Fig. 8 ∣. PEI granule formation and segregation depends on S-palmitoylation.

a, Confocal maximum intensity projections and optical sections of isolated, male-derived spermatocytes and budding spermatids expressing GFP::3xFLAG::WAGO-3 and PEI-1::mTagRFP-T in indicated mutants. Strains contained him-mutations to increase the frequency of males in the cultures. Dashed circles indicate residual bodies. Images represent two biologically independent experiments. MIP - maximum intensity projection. OS – optical section. Scale bars: 4 μm. b-c, Whole-worm extracts of late-L4 stage hermaphrodites were separated via SDS-PAGE, followed by Western transfer and chemiluminescence detection of PEI-2::3xHA (b) and PEI-1::3xMYC (c) in indicated mutants.
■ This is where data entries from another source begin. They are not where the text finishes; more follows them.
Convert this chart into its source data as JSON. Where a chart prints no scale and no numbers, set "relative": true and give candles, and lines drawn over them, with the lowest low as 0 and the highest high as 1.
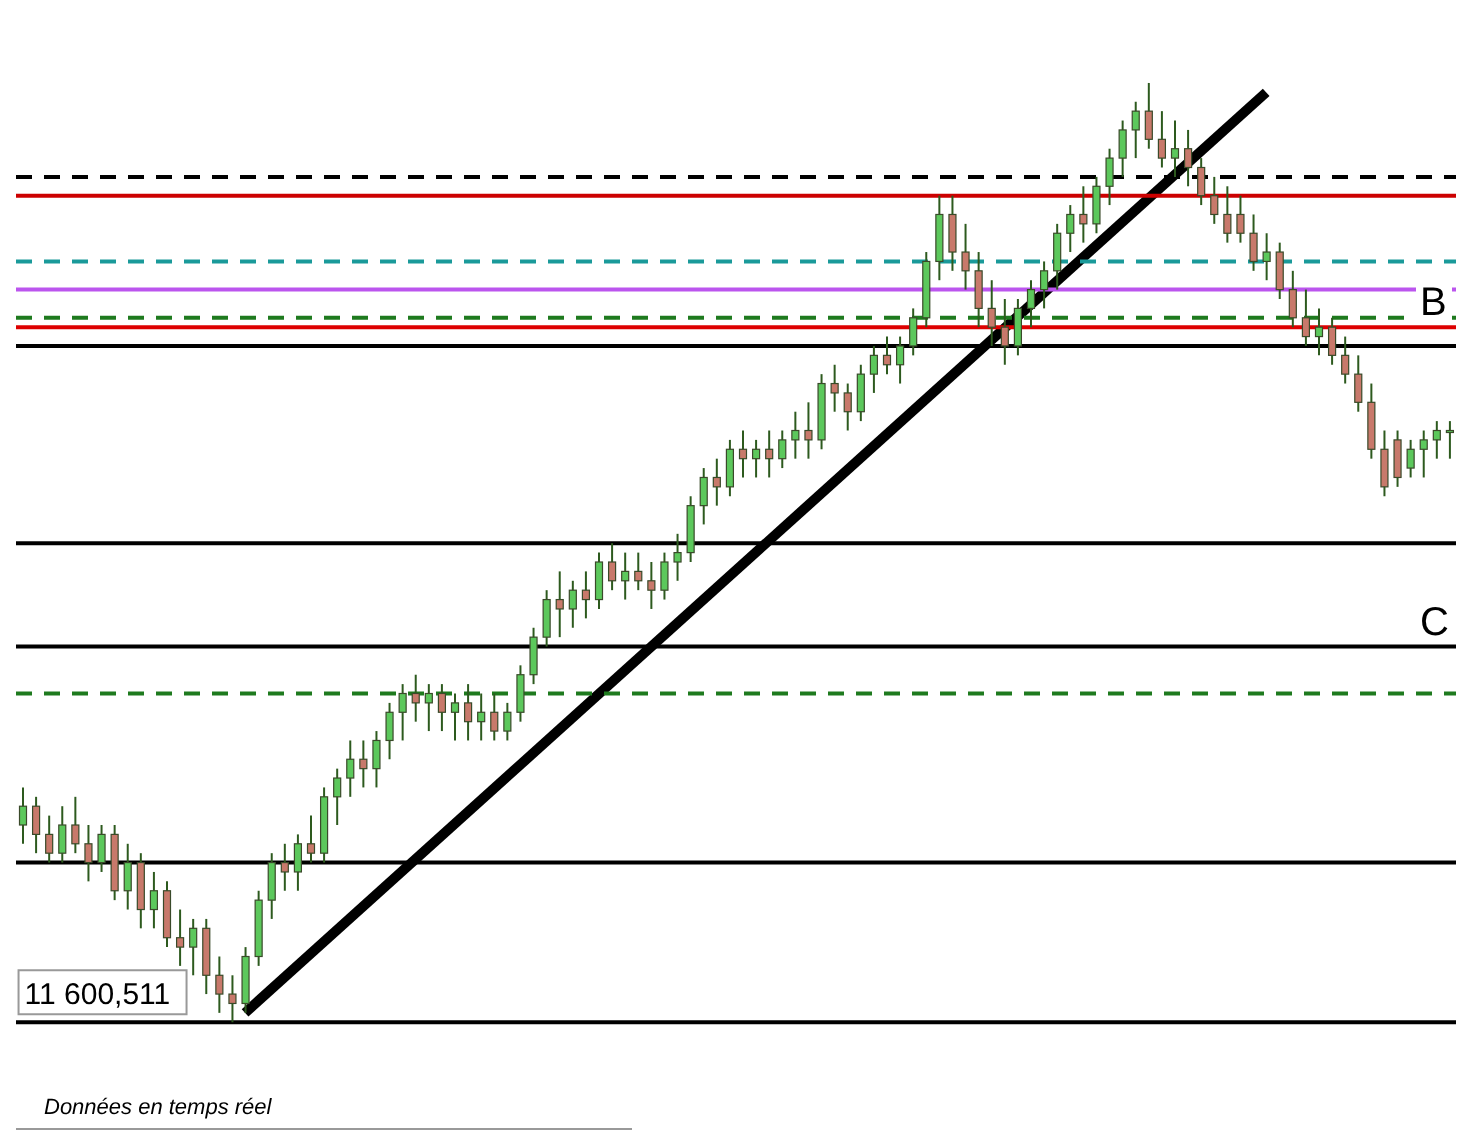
{
  "chart_data": {
    "type": "candlestick",
    "relative": true,
    "tick_labels": false,
    "categories": [
      null,
      null,
      null,
      null,
      null,
      null,
      null,
      null,
      null,
      null,
      null,
      null,
      null,
      null,
      null,
      null,
      null,
      null,
      null,
      null,
      null,
      null,
      null,
      null,
      null,
      null,
      null,
      null,
      null,
      null,
      null,
      null,
      null,
      null,
      null,
      null,
      null,
      null,
      null,
      null,
      null,
      null,
      null,
      null,
      null,
      null,
      null,
      null,
      null,
      null,
      null,
      null,
      null,
      null,
      null,
      null,
      null,
      null,
      null,
      null,
      null,
      null,
      null,
      null,
      null,
      null,
      null,
      null,
      null,
      null,
      null,
      null,
      null,
      null,
      null,
      null,
      null,
      null,
      null,
      null,
      null,
      null,
      null,
      null,
      null,
      null,
      null,
      null,
      null,
      null,
      null,
      null,
      null,
      null,
      null,
      null,
      null,
      null,
      null,
      null,
      null,
      null,
      null,
      null,
      null,
      null,
      null,
      null,
      null,
      null
    ],
    "ohlc": [
      [
        0.21,
        0.25,
        0.19,
        0.23
      ],
      [
        0.23,
        0.24,
        0.18,
        0.2
      ],
      [
        0.2,
        0.22,
        0.17,
        0.18
      ],
      [
        0.18,
        0.23,
        0.17,
        0.21
      ],
      [
        0.21,
        0.24,
        0.18,
        0.19
      ],
      [
        0.19,
        0.21,
        0.15,
        0.17
      ],
      [
        0.17,
        0.21,
        0.16,
        0.2
      ],
      [
        0.2,
        0.21,
        0.13,
        0.14
      ],
      [
        0.14,
        0.19,
        0.12,
        0.17
      ],
      [
        0.17,
        0.18,
        0.1,
        0.12
      ],
      [
        0.12,
        0.16,
        0.1,
        0.14
      ],
      [
        0.14,
        0.15,
        0.08,
        0.09
      ],
      [
        0.09,
        0.12,
        0.06,
        0.08
      ],
      [
        0.08,
        0.11,
        0.05,
        0.1
      ],
      [
        0.1,
        0.11,
        0.03,
        0.05
      ],
      [
        0.05,
        0.07,
        0.01,
        0.03
      ],
      [
        0.03,
        0.05,
        0,
        0.02
      ],
      [
        0.02,
        0.08,
        0.01,
        0.07
      ],
      [
        0.07,
        0.14,
        0.06,
        0.13
      ],
      [
        0.13,
        0.18,
        0.11,
        0.17
      ],
      [
        0.17,
        0.19,
        0.14,
        0.16
      ],
      [
        0.16,
        0.2,
        0.14,
        0.19
      ],
      [
        0.19,
        0.22,
        0.17,
        0.18
      ],
      [
        0.18,
        0.25,
        0.17,
        0.24
      ],
      [
        0.24,
        0.27,
        0.21,
        0.26
      ],
      [
        0.26,
        0.3,
        0.24,
        0.28
      ],
      [
        0.28,
        0.3,
        0.25,
        0.27
      ],
      [
        0.27,
        0.31,
        0.25,
        0.3
      ],
      [
        0.3,
        0.34,
        0.28,
        0.33
      ],
      [
        0.33,
        0.36,
        0.3,
        0.35
      ],
      [
        0.35,
        0.37,
        0.32,
        0.34
      ],
      [
        0.34,
        0.36,
        0.31,
        0.35
      ],
      [
        0.35,
        0.36,
        0.31,
        0.33
      ],
      [
        0.33,
        0.35,
        0.3,
        0.34
      ],
      [
        0.34,
        0.36,
        0.3,
        0.32
      ],
      [
        0.32,
        0.35,
        0.3,
        0.33
      ],
      [
        0.33,
        0.35,
        0.3,
        0.31
      ],
      [
        0.31,
        0.34,
        0.3,
        0.33
      ],
      [
        0.33,
        0.38,
        0.32,
        0.37
      ],
      [
        0.37,
        0.42,
        0.36,
        0.41
      ],
      [
        0.41,
        0.46,
        0.4,
        0.45
      ],
      [
        0.45,
        0.48,
        0.41,
        0.44
      ],
      [
        0.44,
        0.47,
        0.42,
        0.46
      ],
      [
        0.46,
        0.48,
        0.43,
        0.45
      ],
      [
        0.45,
        0.5,
        0.44,
        0.49
      ],
      [
        0.49,
        0.51,
        0.46,
        0.47
      ],
      [
        0.47,
        0.5,
        0.45,
        0.48
      ],
      [
        0.48,
        0.5,
        0.46,
        0.47
      ],
      [
        0.47,
        0.49,
        0.44,
        0.46
      ],
      [
        0.46,
        0.5,
        0.45,
        0.49
      ],
      [
        0.49,
        0.52,
        0.47,
        0.5
      ],
      [
        0.5,
        0.56,
        0.49,
        0.55
      ],
      [
        0.55,
        0.59,
        0.53,
        0.58
      ],
      [
        0.58,
        0.6,
        0.55,
        0.57
      ],
      [
        0.57,
        0.62,
        0.56,
        0.61
      ],
      [
        0.61,
        0.63,
        0.58,
        0.6
      ],
      [
        0.6,
        0.62,
        0.58,
        0.61
      ],
      [
        0.61,
        0.63,
        0.58,
        0.6
      ],
      [
        0.6,
        0.63,
        0.59,
        0.62
      ],
      [
        0.62,
        0.65,
        0.6,
        0.63
      ],
      [
        0.63,
        0.66,
        0.6,
        0.62
      ],
      [
        0.62,
        0.69,
        0.61,
        0.68
      ],
      [
        0.68,
        0.7,
        0.65,
        0.67
      ],
      [
        0.67,
        0.68,
        0.63,
        0.65
      ],
      [
        0.65,
        0.7,
        0.64,
        0.69
      ],
      [
        0.69,
        0.72,
        0.67,
        0.71
      ],
      [
        0.71,
        0.73,
        0.69,
        0.7
      ],
      [
        0.7,
        0.73,
        0.68,
        0.72
      ],
      [
        0.72,
        0.76,
        0.71,
        0.75
      ],
      [
        0.75,
        0.82,
        0.74,
        0.81
      ],
      [
        0.81,
        0.88,
        0.79,
        0.86
      ],
      [
        0.86,
        0.88,
        0.8,
        0.82
      ],
      [
        0.82,
        0.85,
        0.78,
        0.8
      ],
      [
        0.8,
        0.82,
        0.74,
        0.76
      ],
      [
        0.76,
        0.79,
        0.72,
        0.74
      ],
      [
        0.74,
        0.77,
        0.7,
        0.72
      ],
      [
        0.72,
        0.77,
        0.71,
        0.76
      ],
      [
        0.76,
        0.79,
        0.74,
        0.78
      ],
      [
        0.78,
        0.81,
        0.76,
        0.8
      ],
      [
        0.8,
        0.85,
        0.78,
        0.84
      ],
      [
        0.84,
        0.87,
        0.82,
        0.86
      ],
      [
        0.86,
        0.89,
        0.83,
        0.85
      ],
      [
        0.85,
        0.9,
        0.84,
        0.89
      ],
      [
        0.89,
        0.93,
        0.87,
        0.92
      ],
      [
        0.92,
        0.96,
        0.9,
        0.95
      ],
      [
        0.95,
        0.98,
        0.92,
        0.97
      ],
      [
        0.97,
        1,
        0.93,
        0.94
      ],
      [
        0.94,
        0.97,
        0.91,
        0.92
      ],
      [
        0.92,
        0.96,
        0.9,
        0.93
      ],
      [
        0.93,
        0.95,
        0.89,
        0.91
      ],
      [
        0.91,
        0.92,
        0.87,
        0.88
      ],
      [
        0.88,
        0.9,
        0.85,
        0.86
      ],
      [
        0.86,
        0.89,
        0.83,
        0.84
      ],
      [
        0.86,
        0.88,
        0.83,
        0.84
      ],
      [
        0.84,
        0.86,
        0.8,
        0.81
      ],
      [
        0.81,
        0.84,
        0.79,
        0.82
      ],
      [
        0.82,
        0.83,
        0.77,
        0.78
      ],
      [
        0.78,
        0.8,
        0.74,
        0.75
      ],
      [
        0.75,
        0.78,
        0.72,
        0.73
      ],
      [
        0.73,
        0.76,
        0.71,
        0.74
      ],
      [
        0.74,
        0.75,
        0.7,
        0.71
      ],
      [
        0.71,
        0.73,
        0.68,
        0.69
      ],
      [
        0.69,
        0.71,
        0.65,
        0.66
      ],
      [
        0.66,
        0.68,
        0.6,
        0.61
      ],
      [
        0.61,
        0.63,
        0.56,
        0.57
      ],
      [
        0.62,
        0.63,
        0.57,
        0.58
      ],
      [
        0.59,
        0.62,
        0.58,
        0.61
      ],
      [
        0.61,
        0.63,
        0.58,
        0.62
      ],
      [
        0.62,
        0.64,
        0.6,
        0.63
      ],
      [
        0.63,
        0.64,
        0.6,
        0.63
      ]
    ],
    "series": [
      {
        "type": "line",
        "color": "#000000",
        "values": [
          null,
          null,
          null,
          null,
          null,
          null,
          null,
          null,
          null,
          null,
          null,
          null,
          null,
          null,
          null,
          null,
          null,
          0.01,
          null,
          null,
          null,
          null,
          null,
          null,
          null,
          null,
          null,
          null,
          null,
          null,
          null,
          null,
          null,
          null,
          null,
          null,
          null,
          null,
          null,
          null,
          null,
          null,
          null,
          null,
          null,
          null,
          null,
          null,
          null,
          null,
          null,
          null,
          null,
          null,
          null,
          null,
          null,
          null,
          null,
          null,
          null,
          null,
          null,
          null,
          null,
          null,
          null,
          null,
          null,
          null,
          null,
          null,
          null,
          null,
          null,
          null,
          null,
          null,
          null,
          null,
          null,
          null,
          null,
          null,
          null,
          null,
          null,
          null,
          null,
          null,
          null,
          null,
          null,
          null,
          null,
          0.99,
          null,
          null,
          null,
          null,
          null,
          null,
          null,
          null,
          null,
          null,
          null,
          null,
          null,
          null
        ]
      }
    ],
    "ref_lines": [
      {
        "axis": "y",
        "value": 0.9,
        "color": "#000000",
        "line_style": "dashed"
      },
      {
        "axis": "y",
        "value": 0.88,
        "color": "#cc0000",
        "line_style": "solid"
      },
      {
        "axis": "y",
        "value": 0.81,
        "color": "#1a9a9a",
        "line_style": "dashed"
      },
      {
        "axis": "y",
        "value": 0.78,
        "color": "#bb55ee",
        "line_style": "solid"
      },
      {
        "axis": "y",
        "value": 0.75,
        "color": "#1e7a1e",
        "line_style": "dashed"
      },
      {
        "axis": "y",
        "value": 0.74,
        "color": "#dd0000",
        "line_style": "solid",
        "label": "B"
      },
      {
        "axis": "y",
        "value": 0.72,
        "color": "#000000",
        "line_style": "solid"
      },
      {
        "axis": "y",
        "value": 0.51,
        "color": "#000000",
        "line_style": "solid"
      },
      {
        "axis": "y",
        "value": 0.4,
        "color": "#000000",
        "line_style": "solid",
        "label": "C"
      },
      {
        "axis": "y",
        "value": 0.35,
        "color": "#1e7a1e",
        "line_style": "dashed"
      },
      {
        "axis": "y",
        "value": 0.17,
        "color": "#000000",
        "line_style": "solid"
      },
      {
        "axis": "y",
        "value": 0,
        "color": "#000000",
        "line_style": "solid"
      }
    ],
    "annotations": [
      {
        "text": "11 600,511",
        "y": 0
      },
      "Données en temps réel"
    ]
  }
}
The doublet signals of both proteins are indicated by arrow heads. β-actin served as loading control. Unprocessed original scans of blots are provided in source data. The experiment in b and c has been performed once. d, We provide data for the top half of the model: WAGO-3 starts in P granules, gradually moves to PEI granules that associate with FB-MOs via S-palmitoylation, which ensures spermatid localization via SPE-15 dependent transport. The bottom half is hypothetical, and depicted in reduced opacity. We speculate that PEI granules release their content into the oocyte, helping to establish/maintain silencing of specific targets (see Extended Data Figure 1). Schematic representation is not to scale. Annotations: MO – membranous organelle, FB – fibrous body, NH – peri-nuclear halo. e, Phylogenetic analysis showing PEI-1 conservation within the Caenorhabditis genus. The phylogenetic three was generated using EggNOG (v4.5.1). PEI-1 was defined as query and compared to all eukaryote entries. f, Protein length and domain composition of six human BTB domain-containing proteins that resemble PEI-1 protein composition.